Jesse Ventura's Marijuana Manifesto shows how a fruitful and profitable plant like cannabis (or marijuana) was once the high-demand cash crop around the world and, suddenly, became the new source of another United States prohibition and symbol for why the U.S. incarcerates more people than any other nation.
For years, cannabis was grown and split into three different forms (hemp, CBD, and THC) throughout the world prior to its entry into the U.S. In the form of hemp, it has been used to create materials such as paper, cloth, and vehicular parts. CBD has been used in the form of medicine while THC has been used as a sensation drug to relieve stress the same way tobacco and alcohol have.
However, with domestically racist stigmas unfairly used against Mexicans and African-Americans thanks to propagandists and political figures like William Randolph Hearst, Harry Anslinger, and Richard Nixon and fear of tight competition from corporal giants like DuPont marijuana has been labeled a schedule-one narcotic, a type of drug that the government depicts as lethal for use and dangerous for abuse. Under corporal influences and flawed government priorities, the U.S. Government has fabricated studies and reports about marijuana's lethalities, potential as a gateway drug, and role in low-income minorities being depicted as the criminal addict demographic while failing to show what gateway features alcohol and tobacco can bring and who are the largest consumers of addictive drugs.

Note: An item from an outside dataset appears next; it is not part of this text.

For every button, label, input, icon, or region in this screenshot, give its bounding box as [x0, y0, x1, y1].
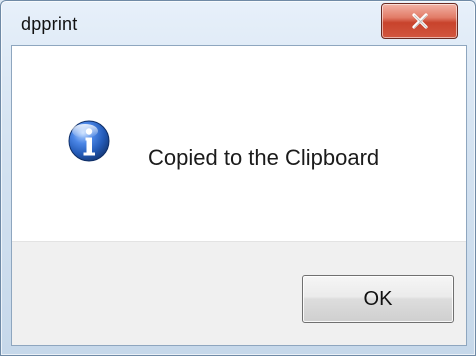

The truth is that the CDC and NIH have studies that reveal that initial users of alcohol and tobacco became more likely to use deadlier drugs like heroin and cocaine than initial users marijuana and white people use drugs at far greater rates than minorities.

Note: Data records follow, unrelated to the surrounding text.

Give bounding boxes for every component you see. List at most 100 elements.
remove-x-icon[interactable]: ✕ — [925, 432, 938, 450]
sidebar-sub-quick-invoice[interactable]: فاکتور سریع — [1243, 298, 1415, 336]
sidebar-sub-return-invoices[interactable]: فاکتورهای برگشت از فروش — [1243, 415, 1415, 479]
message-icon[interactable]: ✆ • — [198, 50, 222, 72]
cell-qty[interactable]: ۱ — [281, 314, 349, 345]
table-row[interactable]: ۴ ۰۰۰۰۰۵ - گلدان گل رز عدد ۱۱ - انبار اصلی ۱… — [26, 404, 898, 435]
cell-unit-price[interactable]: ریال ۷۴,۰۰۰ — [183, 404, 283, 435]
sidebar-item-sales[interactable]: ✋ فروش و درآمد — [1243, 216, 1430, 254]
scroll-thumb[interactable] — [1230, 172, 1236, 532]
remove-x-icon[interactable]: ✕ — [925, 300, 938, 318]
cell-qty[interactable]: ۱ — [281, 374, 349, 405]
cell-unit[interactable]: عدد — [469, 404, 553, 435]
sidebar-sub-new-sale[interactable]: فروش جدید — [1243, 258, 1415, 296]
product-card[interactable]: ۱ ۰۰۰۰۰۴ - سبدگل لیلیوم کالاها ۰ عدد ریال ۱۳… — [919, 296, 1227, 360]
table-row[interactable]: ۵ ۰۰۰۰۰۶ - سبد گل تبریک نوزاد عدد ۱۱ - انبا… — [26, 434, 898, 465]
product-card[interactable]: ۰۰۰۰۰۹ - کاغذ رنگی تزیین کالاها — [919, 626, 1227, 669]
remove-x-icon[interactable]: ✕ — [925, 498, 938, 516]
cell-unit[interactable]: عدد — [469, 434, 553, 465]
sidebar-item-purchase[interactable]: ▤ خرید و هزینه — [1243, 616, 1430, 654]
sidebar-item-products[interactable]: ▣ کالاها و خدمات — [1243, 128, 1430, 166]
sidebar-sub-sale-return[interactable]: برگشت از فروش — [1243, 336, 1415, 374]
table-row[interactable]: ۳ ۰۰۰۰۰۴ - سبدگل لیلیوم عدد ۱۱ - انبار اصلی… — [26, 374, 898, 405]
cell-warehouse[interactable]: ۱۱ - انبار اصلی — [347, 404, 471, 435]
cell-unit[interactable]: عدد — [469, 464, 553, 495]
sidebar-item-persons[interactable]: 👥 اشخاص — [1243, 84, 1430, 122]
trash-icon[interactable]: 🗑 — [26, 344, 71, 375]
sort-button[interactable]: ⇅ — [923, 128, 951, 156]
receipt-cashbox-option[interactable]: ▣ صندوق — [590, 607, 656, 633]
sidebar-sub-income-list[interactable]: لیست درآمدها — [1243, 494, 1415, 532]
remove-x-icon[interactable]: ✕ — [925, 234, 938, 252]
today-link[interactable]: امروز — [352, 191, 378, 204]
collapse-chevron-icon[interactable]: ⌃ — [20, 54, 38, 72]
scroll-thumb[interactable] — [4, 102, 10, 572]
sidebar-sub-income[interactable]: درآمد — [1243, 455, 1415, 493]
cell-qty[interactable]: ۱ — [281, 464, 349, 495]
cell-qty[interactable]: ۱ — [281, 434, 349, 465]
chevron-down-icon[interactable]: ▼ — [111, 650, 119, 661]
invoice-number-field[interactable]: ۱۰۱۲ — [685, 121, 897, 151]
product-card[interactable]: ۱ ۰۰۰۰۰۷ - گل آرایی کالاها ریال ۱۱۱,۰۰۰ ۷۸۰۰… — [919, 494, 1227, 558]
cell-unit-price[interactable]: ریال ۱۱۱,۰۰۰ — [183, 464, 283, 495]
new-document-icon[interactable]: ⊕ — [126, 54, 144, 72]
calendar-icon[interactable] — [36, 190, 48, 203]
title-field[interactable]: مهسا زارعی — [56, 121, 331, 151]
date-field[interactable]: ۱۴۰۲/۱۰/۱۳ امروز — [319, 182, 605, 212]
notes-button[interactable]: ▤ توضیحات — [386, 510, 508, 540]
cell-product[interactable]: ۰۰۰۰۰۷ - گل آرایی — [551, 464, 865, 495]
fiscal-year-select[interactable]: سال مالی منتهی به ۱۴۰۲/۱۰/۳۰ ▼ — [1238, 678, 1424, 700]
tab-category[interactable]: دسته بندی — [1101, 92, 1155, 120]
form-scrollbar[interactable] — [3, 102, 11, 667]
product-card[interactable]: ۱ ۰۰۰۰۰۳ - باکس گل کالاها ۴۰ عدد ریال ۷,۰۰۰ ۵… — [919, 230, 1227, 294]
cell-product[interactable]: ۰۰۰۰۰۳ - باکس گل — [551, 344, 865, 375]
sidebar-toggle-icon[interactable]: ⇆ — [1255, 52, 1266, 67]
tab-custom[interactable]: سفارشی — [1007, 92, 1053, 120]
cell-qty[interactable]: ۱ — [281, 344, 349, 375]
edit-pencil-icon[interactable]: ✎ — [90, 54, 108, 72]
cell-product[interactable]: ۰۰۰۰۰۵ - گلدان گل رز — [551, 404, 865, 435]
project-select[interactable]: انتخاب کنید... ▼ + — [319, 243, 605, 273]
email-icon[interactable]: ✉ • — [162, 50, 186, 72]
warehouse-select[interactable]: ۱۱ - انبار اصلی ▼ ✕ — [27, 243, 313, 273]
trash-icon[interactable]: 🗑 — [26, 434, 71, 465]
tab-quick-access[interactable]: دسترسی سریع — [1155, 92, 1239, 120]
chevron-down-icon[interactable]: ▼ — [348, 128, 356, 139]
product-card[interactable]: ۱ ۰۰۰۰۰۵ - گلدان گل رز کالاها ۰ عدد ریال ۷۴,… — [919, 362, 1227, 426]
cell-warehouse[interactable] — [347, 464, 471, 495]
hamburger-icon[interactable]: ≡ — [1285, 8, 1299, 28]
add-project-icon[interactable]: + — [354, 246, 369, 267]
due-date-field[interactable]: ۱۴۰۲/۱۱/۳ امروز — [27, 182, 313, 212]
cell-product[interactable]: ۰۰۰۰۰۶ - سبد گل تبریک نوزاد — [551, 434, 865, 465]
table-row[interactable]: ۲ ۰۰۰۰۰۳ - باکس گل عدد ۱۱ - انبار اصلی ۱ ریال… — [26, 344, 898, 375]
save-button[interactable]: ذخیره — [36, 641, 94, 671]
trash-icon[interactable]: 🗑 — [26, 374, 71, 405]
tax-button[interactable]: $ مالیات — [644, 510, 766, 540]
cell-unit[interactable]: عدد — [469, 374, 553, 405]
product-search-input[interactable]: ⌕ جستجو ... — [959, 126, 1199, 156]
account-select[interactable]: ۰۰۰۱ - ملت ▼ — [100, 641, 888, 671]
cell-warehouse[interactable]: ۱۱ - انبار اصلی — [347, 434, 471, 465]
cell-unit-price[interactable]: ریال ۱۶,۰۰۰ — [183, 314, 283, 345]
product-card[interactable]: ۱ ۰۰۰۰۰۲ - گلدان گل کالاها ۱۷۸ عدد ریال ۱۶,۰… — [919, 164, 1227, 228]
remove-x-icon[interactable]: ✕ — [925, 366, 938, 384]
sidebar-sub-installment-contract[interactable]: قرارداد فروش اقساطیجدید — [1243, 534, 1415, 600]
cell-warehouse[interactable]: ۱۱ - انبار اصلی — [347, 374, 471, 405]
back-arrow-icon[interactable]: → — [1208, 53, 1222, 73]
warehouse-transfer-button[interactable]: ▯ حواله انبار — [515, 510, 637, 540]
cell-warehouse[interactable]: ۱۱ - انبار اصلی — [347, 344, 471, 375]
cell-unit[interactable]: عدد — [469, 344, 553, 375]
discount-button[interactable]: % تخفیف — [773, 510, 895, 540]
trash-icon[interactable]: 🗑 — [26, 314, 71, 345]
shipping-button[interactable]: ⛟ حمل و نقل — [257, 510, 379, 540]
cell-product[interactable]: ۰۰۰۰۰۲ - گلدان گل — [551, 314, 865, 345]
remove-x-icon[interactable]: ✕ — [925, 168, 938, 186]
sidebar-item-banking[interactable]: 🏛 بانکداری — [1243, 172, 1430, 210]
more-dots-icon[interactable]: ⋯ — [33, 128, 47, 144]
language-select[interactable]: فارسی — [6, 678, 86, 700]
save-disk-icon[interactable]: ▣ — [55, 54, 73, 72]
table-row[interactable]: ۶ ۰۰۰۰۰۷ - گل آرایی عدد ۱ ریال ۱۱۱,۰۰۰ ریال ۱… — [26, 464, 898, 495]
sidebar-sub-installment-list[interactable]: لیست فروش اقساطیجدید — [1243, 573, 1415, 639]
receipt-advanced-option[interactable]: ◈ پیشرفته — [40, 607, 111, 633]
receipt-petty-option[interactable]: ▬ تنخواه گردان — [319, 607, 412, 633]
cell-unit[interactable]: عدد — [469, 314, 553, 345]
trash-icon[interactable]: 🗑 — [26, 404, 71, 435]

Despite such revelations and past debunkings of untruthful government propaganda, the U.S. government has worsened the state of drugs by targeting low-income minorities possessing and using marijuana as shaming examples for society and the supply for 90 percent-minimum capacity, corporal for-profit prisons subsidized by taxpayers. Subsequently, due to the influence and corporal and government's abuse of Citizens United ruling's rhetoric, "corporations are people" and "unlimited campaign financing is free speech," corporations have now used marijuana users-turned-inmates as lowly paid "insourcing" labor that produces goods and items you find in your name-brand stores today.
Whole Foods Market, as of the book's publishing (2016), used "insourced" prison labor to cultivate ready-to-serve tilapia for its customers. In June 2017, Amazon purchased Whole Foods at $13.7 billion dollars while each "insourced" individual laborer earns a daily rate that nothing close to the hourly federal minimum wage.
It may be awhile before we see this prison reform that steers away from these practices that are largely linked to marijuana prohibition. However, with CBD and THC marijuana legalizations growing in numerous states there is some hope for social and governmental change. Still, we have a long way to go.
With confidence that voices like Jesse's, books such as Marijuana Manifesto, and reform-lobbying groups that the book mentions, we can have a brand new country that creates laws based on regulated capitalism, less prohibition, and, most importantly, no class and race discrimination. We need a brand new country thanks to the idiocy and bigoted views aimed at the drugs and its users, and advocates of a brand new country must never be told to leave, especially as this country's inhabitants have thrown away their abilities to become more educated and, as a result, selected poor leaders in the House, Senate, and Presidency #whitewingmajority #TrumpMustGo!